The city is diverting, distracting, beautiful, romantic. It’s the perfect setting of a novel or to meet a stranger at dusk. When the world is so large and so completely out of my control, I feel strangely like it is more in my control. The unknown feels safe to my tumbleweed soul. It’s easier for me to cling to only one of those romances—the unknown—while forsaking the equally important romance of being known.
It’s why the boy across the bar is more intriguing than the one leaning against your elbow.
It’s why it’s easier to start a new book than finish the one on your backseat.
It’s why we run to mountains and away from our childhood homes.
It’s almost nearly easier for me to leave than stay. To stay and be known is messier. And more difficult.
The unknown is poetry. It’s picturesque. We can shoot mountains and write poems about the ocean or a boy whose heart we hope to meet. We don’t write poems about the grocery store at night or crying on the phone at 3am or the struggle to cultivate romance in a place that has lost most of its mystery.

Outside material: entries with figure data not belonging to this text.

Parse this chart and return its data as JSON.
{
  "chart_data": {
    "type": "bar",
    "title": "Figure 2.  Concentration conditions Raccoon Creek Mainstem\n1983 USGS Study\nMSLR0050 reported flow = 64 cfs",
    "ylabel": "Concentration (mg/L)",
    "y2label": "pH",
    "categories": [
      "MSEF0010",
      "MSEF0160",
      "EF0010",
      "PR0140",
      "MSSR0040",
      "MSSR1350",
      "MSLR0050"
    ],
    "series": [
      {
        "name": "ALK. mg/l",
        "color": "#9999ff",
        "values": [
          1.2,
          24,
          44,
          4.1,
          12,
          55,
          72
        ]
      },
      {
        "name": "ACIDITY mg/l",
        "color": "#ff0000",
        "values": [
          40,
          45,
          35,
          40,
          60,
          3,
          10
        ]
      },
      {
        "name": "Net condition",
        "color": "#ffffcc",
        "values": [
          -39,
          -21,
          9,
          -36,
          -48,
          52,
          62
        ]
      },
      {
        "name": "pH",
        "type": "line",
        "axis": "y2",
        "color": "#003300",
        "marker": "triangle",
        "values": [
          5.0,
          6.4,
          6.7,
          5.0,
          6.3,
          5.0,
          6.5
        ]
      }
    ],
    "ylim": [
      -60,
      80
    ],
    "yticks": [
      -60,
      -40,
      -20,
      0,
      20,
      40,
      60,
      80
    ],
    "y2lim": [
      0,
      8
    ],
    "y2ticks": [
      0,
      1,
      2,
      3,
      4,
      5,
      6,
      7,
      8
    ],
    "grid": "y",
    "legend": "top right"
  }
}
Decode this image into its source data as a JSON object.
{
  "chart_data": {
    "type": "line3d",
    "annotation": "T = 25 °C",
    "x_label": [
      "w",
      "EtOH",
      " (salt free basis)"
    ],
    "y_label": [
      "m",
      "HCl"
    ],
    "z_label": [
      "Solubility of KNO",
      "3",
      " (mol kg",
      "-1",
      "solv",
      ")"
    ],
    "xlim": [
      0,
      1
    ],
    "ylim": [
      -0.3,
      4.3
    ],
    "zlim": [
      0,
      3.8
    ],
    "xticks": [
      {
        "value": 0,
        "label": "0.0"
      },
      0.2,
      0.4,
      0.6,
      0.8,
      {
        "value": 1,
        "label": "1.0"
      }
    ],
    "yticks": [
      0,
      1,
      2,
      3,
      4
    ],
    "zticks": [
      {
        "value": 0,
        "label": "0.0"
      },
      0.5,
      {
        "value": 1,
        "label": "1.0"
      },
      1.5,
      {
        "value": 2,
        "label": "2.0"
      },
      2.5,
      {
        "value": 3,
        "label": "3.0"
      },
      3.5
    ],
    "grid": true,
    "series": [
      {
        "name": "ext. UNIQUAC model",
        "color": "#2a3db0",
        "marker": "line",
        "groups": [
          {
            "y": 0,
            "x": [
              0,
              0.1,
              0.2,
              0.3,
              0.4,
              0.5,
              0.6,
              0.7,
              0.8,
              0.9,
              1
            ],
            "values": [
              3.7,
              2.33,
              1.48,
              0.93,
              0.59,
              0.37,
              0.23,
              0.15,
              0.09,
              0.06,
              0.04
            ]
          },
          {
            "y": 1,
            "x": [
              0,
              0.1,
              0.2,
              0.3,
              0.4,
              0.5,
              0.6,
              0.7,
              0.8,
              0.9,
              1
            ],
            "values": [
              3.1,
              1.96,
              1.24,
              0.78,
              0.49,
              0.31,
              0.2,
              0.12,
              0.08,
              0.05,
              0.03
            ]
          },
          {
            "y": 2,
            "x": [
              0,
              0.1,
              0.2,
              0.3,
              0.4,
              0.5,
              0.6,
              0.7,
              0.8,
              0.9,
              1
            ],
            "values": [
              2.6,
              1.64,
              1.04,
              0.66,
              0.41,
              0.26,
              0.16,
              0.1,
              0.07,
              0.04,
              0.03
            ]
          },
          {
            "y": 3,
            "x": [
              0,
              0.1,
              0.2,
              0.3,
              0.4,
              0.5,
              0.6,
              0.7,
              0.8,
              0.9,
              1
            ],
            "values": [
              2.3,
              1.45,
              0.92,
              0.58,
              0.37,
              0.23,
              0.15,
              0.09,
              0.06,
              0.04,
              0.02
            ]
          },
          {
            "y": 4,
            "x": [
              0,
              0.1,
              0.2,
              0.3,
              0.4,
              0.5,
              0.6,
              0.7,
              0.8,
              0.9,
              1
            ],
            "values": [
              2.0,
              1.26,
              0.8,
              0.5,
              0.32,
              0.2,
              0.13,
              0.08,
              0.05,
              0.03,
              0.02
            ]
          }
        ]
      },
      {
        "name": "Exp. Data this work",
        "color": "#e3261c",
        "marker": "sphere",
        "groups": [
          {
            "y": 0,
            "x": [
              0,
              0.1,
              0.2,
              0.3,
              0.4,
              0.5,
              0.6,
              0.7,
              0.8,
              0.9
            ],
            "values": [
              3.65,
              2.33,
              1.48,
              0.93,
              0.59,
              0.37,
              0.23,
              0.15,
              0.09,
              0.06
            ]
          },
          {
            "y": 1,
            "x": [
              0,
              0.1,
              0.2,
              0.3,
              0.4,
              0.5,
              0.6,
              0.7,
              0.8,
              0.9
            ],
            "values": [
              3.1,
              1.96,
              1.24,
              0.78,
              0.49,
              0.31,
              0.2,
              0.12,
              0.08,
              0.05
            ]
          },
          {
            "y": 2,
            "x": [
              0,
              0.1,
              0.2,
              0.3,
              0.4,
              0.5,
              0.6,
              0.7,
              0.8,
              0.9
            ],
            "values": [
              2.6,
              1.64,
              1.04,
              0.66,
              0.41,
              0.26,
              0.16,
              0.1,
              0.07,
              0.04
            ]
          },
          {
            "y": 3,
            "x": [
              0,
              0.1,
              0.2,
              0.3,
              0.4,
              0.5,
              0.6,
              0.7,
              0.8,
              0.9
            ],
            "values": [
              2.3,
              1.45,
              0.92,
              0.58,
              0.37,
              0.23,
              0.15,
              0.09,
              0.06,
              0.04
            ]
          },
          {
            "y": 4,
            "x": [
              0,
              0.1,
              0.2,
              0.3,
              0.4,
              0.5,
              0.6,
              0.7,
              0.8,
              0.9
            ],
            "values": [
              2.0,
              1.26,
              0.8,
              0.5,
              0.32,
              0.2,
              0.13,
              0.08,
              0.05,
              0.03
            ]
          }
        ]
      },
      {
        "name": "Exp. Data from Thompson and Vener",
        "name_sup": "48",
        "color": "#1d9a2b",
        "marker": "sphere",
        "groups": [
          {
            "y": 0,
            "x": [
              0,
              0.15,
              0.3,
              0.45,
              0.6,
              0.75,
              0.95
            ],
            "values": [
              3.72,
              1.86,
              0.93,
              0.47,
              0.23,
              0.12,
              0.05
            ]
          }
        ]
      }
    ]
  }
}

However, in only romanticizing the unknown, we lose some of the depth of what love can be.
I’m of the opinion that romance must be both: unknown and becoming known and when I run from the latter, it’s only a sort of wanderlust or hunting for the person in the painting, only to realize he doesn’t exist. That the real people may have callused feet and messy hair and crooked collars and crooked smiles, but they have something the painted man or the mountains don’t: they are here and they can hear me and I can hear them and we can learn to know each other. It’s slow. Driving into the unknown is faster and fiercer and makes for more beautiful photos. And not that the unknown is always wrong. I simply think both are necessary.
I don’t want solely beautiful photos; I want a beautiful life and beauty comes with both length and breadth. With both unknown adventures and new humans and quiet deepness and late-night home-in-this-place laughter.
And the most beautiful thing about being known is this: you don’t have to face the unknown alone. You can face the unknown—known—and together.
(I’ll likely have more thoughts on this later, but these are a few hours of my life and thoughts on a page. Please, if you have thoughts about this, talk to me. I’m still pondering all of it.)